NC certifies state-record grouper
North Carolina has until the past few weeks never recognized a state-record graysby grouper, but a Wilmington angler has changed that.
George Dale of Wilmington caught a 2-pound, 3-ounce grouper about 40 miles offshore out of Masonboro Inlet on May 31. The fish, caught in 100 feet of water, was 15 inches total length and had an 18-inch girth. It hit a piece of cut bait.
North Carolina certified the record early this month because Dale’s fish was unusually large for the graysby subspecies of grouper. The world record, in fact, is only 2 pounds, 8 ounces, caught off the Texas coast in 1998.
State finalizes flounder, striped bass management plans
The N.C. Marine Fisheries Commission has voted, as expected, to restrict the recreational fishing season on southern flounder, making it clear that a proposed six-week late-summer season could be reduced even further.

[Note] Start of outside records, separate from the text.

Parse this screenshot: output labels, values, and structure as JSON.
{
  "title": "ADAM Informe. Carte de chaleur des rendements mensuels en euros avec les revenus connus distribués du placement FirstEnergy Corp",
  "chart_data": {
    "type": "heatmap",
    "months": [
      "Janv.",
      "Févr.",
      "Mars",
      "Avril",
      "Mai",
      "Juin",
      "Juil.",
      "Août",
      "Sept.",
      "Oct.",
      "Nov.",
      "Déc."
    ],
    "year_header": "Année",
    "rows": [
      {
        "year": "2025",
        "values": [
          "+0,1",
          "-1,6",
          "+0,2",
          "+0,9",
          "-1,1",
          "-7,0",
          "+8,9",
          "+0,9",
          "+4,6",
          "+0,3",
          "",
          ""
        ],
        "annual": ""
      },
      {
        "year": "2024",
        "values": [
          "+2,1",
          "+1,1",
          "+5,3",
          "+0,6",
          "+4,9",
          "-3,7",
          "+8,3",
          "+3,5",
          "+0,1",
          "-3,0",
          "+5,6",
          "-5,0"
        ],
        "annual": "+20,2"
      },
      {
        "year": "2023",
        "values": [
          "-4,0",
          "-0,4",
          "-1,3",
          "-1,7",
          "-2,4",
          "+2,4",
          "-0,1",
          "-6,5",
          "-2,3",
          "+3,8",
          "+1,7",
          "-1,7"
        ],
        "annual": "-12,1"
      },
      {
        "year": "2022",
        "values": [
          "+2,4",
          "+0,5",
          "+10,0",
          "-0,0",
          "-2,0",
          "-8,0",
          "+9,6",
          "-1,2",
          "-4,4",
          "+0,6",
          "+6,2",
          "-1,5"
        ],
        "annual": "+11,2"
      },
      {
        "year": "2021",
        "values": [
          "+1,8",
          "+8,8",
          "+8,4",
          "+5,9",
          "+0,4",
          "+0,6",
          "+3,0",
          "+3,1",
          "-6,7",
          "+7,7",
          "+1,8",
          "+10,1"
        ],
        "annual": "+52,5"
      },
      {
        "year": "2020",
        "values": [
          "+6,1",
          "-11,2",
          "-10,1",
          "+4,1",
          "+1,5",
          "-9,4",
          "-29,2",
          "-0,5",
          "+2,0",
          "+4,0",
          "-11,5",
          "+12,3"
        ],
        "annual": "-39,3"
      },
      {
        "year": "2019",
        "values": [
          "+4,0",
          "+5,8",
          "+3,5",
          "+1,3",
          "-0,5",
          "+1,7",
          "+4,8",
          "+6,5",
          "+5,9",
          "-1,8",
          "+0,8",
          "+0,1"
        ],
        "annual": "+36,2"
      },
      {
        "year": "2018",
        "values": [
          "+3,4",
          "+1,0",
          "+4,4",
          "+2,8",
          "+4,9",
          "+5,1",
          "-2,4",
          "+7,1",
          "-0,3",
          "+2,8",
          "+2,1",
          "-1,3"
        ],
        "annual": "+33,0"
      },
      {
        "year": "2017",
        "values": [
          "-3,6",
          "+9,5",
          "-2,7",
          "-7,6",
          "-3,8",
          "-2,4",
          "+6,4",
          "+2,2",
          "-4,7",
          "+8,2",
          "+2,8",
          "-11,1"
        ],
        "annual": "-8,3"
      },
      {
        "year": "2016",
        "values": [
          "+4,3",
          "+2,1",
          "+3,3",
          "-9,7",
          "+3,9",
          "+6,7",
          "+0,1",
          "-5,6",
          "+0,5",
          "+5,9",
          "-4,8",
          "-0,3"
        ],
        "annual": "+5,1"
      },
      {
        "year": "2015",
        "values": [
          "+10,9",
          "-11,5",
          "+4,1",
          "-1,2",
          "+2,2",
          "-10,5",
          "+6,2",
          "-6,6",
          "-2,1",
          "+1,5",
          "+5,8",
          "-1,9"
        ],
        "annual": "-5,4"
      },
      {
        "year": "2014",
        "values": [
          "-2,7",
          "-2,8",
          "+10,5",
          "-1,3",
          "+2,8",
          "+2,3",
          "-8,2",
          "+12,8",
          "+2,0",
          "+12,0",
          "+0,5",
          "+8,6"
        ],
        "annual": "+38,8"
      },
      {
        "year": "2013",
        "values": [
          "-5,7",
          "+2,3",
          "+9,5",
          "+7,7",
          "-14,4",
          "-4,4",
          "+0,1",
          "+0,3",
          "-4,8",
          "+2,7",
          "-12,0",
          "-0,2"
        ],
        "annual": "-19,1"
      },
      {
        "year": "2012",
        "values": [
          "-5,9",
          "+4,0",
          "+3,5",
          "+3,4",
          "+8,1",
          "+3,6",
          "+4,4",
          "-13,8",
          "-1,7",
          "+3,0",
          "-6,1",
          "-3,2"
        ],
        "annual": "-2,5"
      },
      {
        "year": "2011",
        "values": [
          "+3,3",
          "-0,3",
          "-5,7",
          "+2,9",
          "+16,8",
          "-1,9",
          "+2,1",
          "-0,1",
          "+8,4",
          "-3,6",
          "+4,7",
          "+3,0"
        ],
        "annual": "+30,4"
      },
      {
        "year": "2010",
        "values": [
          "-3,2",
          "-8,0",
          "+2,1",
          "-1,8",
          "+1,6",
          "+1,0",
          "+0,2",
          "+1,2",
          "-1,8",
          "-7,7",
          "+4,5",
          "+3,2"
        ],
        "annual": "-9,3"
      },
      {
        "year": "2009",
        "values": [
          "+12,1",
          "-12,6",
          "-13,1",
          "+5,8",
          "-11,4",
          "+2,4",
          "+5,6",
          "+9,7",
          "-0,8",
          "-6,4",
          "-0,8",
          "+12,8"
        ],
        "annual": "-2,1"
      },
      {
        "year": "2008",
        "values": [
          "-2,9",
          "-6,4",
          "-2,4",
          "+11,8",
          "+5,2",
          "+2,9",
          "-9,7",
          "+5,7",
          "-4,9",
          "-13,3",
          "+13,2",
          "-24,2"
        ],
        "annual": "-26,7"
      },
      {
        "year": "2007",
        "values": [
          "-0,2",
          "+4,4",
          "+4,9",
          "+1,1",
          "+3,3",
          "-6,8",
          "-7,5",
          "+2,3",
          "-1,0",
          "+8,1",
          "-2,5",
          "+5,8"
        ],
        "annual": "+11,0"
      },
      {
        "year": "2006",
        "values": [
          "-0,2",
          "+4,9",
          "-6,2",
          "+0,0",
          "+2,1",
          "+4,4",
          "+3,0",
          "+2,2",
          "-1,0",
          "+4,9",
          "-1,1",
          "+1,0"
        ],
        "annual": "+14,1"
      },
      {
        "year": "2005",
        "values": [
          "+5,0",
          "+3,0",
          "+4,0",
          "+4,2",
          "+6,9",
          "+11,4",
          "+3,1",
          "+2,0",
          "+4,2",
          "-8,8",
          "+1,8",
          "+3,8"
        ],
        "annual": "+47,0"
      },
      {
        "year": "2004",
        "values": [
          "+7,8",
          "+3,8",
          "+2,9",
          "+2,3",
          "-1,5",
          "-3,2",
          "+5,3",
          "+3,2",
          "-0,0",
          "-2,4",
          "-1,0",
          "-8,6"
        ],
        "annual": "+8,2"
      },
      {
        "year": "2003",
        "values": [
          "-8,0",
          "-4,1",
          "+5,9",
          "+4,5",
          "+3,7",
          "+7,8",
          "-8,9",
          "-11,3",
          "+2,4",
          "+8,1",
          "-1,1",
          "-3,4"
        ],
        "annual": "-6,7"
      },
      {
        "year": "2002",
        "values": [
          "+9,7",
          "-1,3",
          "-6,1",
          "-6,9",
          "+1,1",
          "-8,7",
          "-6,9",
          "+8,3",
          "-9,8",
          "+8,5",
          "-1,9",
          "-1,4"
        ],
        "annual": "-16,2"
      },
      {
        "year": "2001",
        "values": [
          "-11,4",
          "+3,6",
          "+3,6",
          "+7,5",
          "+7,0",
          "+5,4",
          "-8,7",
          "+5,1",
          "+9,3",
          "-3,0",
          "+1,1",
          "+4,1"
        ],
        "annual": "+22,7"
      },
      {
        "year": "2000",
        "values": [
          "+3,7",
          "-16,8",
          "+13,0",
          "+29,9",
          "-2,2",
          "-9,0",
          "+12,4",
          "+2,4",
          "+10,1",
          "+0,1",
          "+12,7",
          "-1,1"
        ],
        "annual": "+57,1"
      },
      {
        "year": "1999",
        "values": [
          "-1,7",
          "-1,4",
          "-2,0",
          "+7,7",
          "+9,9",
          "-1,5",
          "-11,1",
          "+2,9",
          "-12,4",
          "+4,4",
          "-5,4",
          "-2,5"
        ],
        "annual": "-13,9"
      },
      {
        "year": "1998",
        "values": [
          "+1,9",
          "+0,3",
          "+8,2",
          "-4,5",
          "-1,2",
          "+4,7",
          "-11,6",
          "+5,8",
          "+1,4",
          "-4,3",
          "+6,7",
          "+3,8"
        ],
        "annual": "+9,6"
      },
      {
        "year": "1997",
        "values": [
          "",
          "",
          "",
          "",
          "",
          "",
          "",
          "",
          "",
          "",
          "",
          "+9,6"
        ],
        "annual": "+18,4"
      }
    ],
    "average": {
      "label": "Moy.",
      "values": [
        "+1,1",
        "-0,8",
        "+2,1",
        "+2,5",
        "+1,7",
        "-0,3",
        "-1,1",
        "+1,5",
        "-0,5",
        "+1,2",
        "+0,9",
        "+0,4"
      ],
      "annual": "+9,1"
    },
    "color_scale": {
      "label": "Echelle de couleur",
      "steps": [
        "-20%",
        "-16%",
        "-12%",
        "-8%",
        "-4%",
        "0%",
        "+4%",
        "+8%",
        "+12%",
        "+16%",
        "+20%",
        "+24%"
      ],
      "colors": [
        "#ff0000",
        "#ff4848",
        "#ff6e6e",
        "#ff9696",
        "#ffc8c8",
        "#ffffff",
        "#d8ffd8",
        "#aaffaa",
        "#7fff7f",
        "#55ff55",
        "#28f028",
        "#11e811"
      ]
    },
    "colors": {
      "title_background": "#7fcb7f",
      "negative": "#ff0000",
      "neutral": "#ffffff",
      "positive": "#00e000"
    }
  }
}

The commission approved Amendment 3 to the Southern Flounder Fishery Management Plan, which gives commercial fishermen 70% of the annual harvest, limits recreational fishermen to one fish per day during a season within an Aug. 16-Sept. 30 window that might close even more, and open a recreational season on gulf and summer flounder from March 1-April 15 — a season that could potentially cause the late-summer season to shrink.
Staff with the N.C. Division of Marine Fisheries will set the annual quota on southern flounder, and if it is shrunk any further, the late-summer recreational season might be compressed even more in the six-week window.
In addition, the commission approved Amendment 2 to the Estuarine Striped Bass Management Plan, which maintains a prohibition on gill nets above the ferry lines in the Tar-Pamlico and Neuse river systems.